家庭用手袋国内販売数量実績 一方、極薄手袋の20年の販売数量は、64億3871万枚で、同22.2%増。素材別ではビニール製が22億5359万枚で同19.9%増、ゴム製が6億2328万枚で同25.1%増、ニトリル製が22万3006万枚で同22.3%増、ポリエチレン製が13億3176万枚で同24.6%増。全体的に大幅アップとなった。

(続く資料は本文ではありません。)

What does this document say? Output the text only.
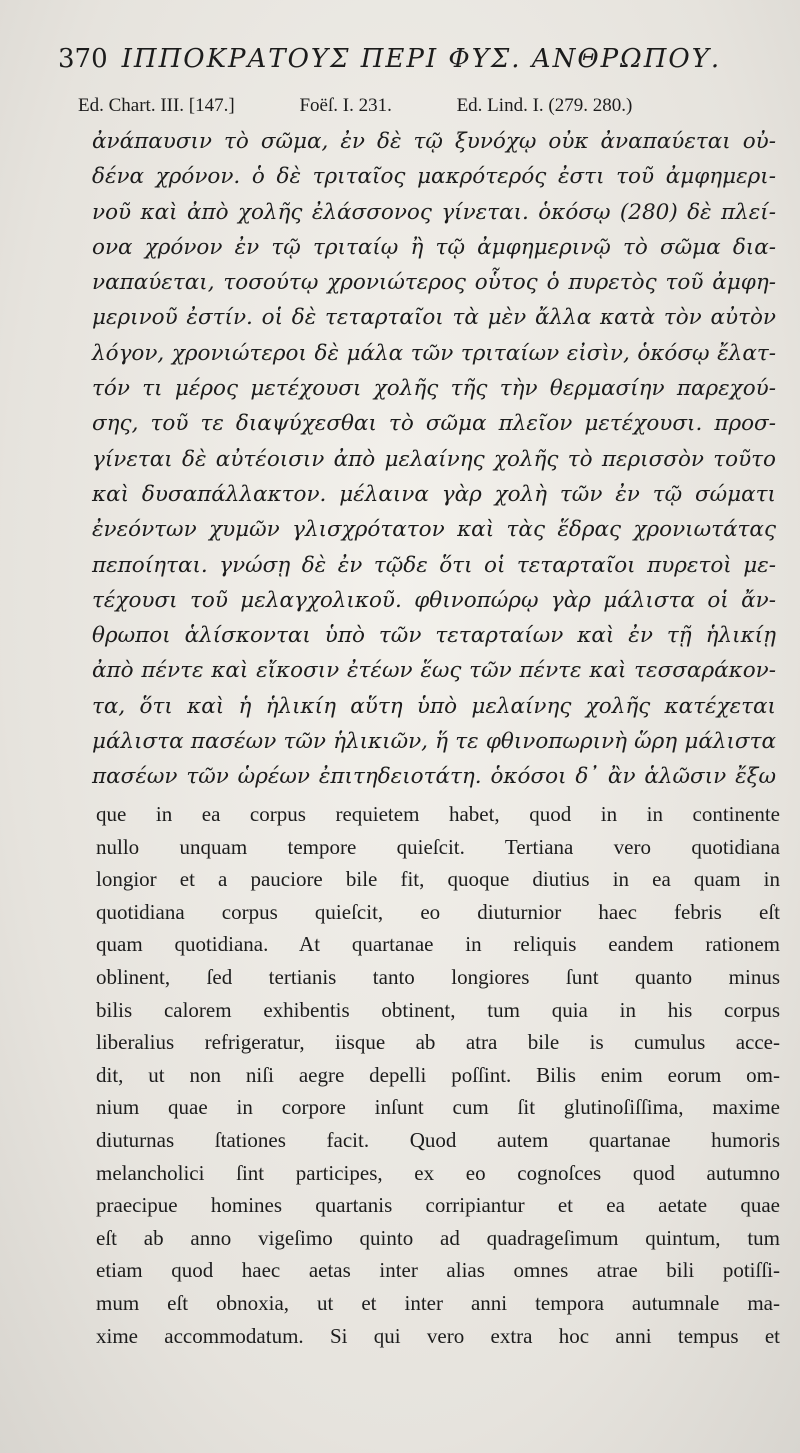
370 ΙΠΠΟΚΡΑΤΟΥΣ ΠΕΡΙ ΦΥΣ. ΑΝΘΡΩΠΟΥ.
Ed. Chart. III. [147.]	Foëſ. I. 231.	Ed. Lind. I. (279. 280.)
ἀνάπαυσιν τὸ σῶμα, ἐν δὲ τῷ ξυνόχῳ οὐκ ἀναπαύεται οὐ-
δένα χρόνον. ὁ δὲ τριταῖος μακρότερός ἐστι τοῦ ἀμφημερι-
νοῦ καὶ ἀπὸ χολῆς ἐλάσσονος γίνεται. ὁκόσῳ (280) δὲ πλεί-
ονα χρόνον ἐν τῷ τριταίῳ ἢ τῷ ἀμφημερινῷ τὸ σῶμα δια-
ναπαύεται, τοσούτῳ χρονιώτερος οὗτος ὁ πυρετὸς τοῦ ἀμφη-
μερινοῦ ἐστίν. οἱ δὲ τεταρταῖοι τὰ μὲν ἄλλα κατὰ τὸν αὐτὸν
λόγον, χρονιώτεροι δὲ μάλα τῶν τριταίων εἰσὶν, ὁκόσῳ ἔλατ-
τόν τι μέρος μετέχουσι χολῆς τῆς τὴν θερμασίην παρεχού-
σης, τοῦ τε διαψύχεσθαι τὸ σῶμα πλεῖον μετέχουσι. προσ-
γίνεται δὲ αὐτέοισιν ἀπὸ μελαίνης χολῆς τὸ περισσὸν τοῦτο
καὶ δυσαπάλλακτον. μέλαινα γὰρ χολὴ τῶν ἐν τῷ σώματι
ἐνεόντων χυμῶν γλισχρότατον καὶ τὰς ἕδρας χρονιωτάτας
πεποίηται. γνώσῃ δὲ ἐν τῷδε ὅτι οἱ τεταρταῖοι πυρετοὶ με-
τέχουσι τοῦ μελαγχολικοῦ. φθινοπώρῳ γὰρ μάλιστα οἱ ἄν-
θρωποι ἁλίσκονται ὑπὸ τῶν τεταρταίων καὶ ἐν τῇ ἡλικίῃ
ἀπὸ πέντε καὶ εἴκοσιν ἐτέων ἕως τῶν πέντε καὶ τεσσαράκον-
τα, ὅτι καὶ ἡ ἡλικίη αὕτη ὑπὸ μελαίνης χολῆς κατέχεται
μάλιστα πασέων τῶν ἡλικιῶν, ἥ τε φθινοπωρινὴ ὥρη μάλιστα
πασέων τῶν ὡρέων ἐπιτηδειοτάτη. ὁκόσοι δ᾽ ἂν ἁλῶσιν ἔξω
que in ea corpus requietem habet, quod in in continente
nullo unquam tempore quieſcit. Tertiana vero quotidiana
longior et a pauciore bile fit, quoque diutius in ea quam in
quotidiana corpus quieſcit, eo diuturnior haec febris eſt
quam quotidiana. At quartanae in reliquis eandem rationem
oblinent, ſed tertianis tanto longiores ſunt quanto minus
bilis calorem exhibentis obtinent, tum quia in his corpus
liberalius refrigeratur, iisque ab atra bile is cumulus acce-
dit, ut non niſi aegre depelli poſſint. Bilis enim eorum om-
nium quae in corpore inſunt cum ſit glutinoſiſſima, maxime
diuturnas ſtationes facit. Quod autem quartanae humoris
melancholici ſint participes, ex eo cognoſces quod autumno
praecipue homines quartanis corripiantur et ea aetate quae
eſt ab anno vigeſimo quinto ad quadrageſimum quintum, tum
etiam quod haec aetas inter alias omnes atrae bili potiſſi-
mum eſt obnoxia, ut et inter anni tempora autumnale ma-
xime accommodatum. Si qui vero extra hoc anni tempus et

 主要メーカーの動向としては、高付加価値商品が好調だ。ショーワグローブでは、内面に特殊な繊維を採用することで、さらっとした肌ざわりを実現した「ナイスハンド さらっとタッチ」が好評だ。ダンロップホームプロダクツでは、おしゃれな形状で若い女性のファンが多い「プリティーネ」や、敏感肌の人でも安心して着用できる「樹から生まれた手袋 リッチネ」、肌ざわりがよく、快適な使い心地の「同 さらさらりん」などを展開している。ユーザーの衛生意識の向上に加え、コロナ禍により、飲食業や掃除、介護などさまざまな場面で手袋装着が必須となったことで、需要が爆発し、一時品薄状態となった。

 新たに家庭用手袋を使用する人が増えていることから、今後はリピーターとしてしっかり育成していく必要がありそうだ。